Final answer:
The equation of the parabola with a focus at (2, -2) and a directrix at x = 12 is (y + 2)^2 = -20(x - 7) or simplified as (y + 2)^2 = -20x + 140.
Step-by-step explanation:
To write an equation for the parabola with a focus at (2, -2) and a directrix at x = 12, we should recall that the standard form of a parabola that opens left or right is (y - k)^2 = 4p(x - h), where (h,k) is the vertex and p is the distance from the vertex to the focus (if 'p' is positive, the parabola opens to the right; if 'p' is negative, it opens to the left).

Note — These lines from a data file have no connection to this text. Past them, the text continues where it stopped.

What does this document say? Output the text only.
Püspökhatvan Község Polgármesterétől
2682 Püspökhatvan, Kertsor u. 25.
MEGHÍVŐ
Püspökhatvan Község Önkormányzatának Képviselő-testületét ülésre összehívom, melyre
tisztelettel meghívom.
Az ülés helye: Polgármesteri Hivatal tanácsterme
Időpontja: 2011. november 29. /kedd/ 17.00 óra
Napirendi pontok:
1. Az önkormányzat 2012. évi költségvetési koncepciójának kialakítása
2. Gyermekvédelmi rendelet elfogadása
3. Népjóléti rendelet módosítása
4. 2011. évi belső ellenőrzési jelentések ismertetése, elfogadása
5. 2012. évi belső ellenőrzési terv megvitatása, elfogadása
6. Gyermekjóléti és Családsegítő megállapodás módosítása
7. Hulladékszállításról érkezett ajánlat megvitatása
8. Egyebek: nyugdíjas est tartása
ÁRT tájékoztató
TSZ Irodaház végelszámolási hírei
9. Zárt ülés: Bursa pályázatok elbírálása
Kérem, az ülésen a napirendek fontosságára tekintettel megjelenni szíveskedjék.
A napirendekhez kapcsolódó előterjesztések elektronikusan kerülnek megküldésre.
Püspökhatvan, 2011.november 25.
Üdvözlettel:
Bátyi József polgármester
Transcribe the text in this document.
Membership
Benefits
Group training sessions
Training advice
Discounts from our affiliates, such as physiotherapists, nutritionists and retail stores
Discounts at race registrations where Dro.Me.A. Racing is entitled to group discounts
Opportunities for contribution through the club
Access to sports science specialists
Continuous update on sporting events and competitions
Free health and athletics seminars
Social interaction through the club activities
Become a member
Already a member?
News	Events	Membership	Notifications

First, we find the midpoint between the focus and directrix which will give us the vertex. The focus is at (2, -2) and the directrix is at x=12, so the distance between them is 12 - 2 = 10. The vertex will be halfway, so it is at x = 7 (since 2 + 5 = 7). However, we are given that the vertex has the same y-coordinate as the focus, so the vertex is at (7, -2).
With the vertex at (7, -2) and the focus at (2, -2), the value of p is -5 (since the parabola opens to the left from the vertex towards the focus). Substituting these values into the standard form, we get (y + 2)^2 = -20(x - 7), which simplifies to (y + 2)^2 = -20x + 140. This is the equation of the parabola that matches the given information.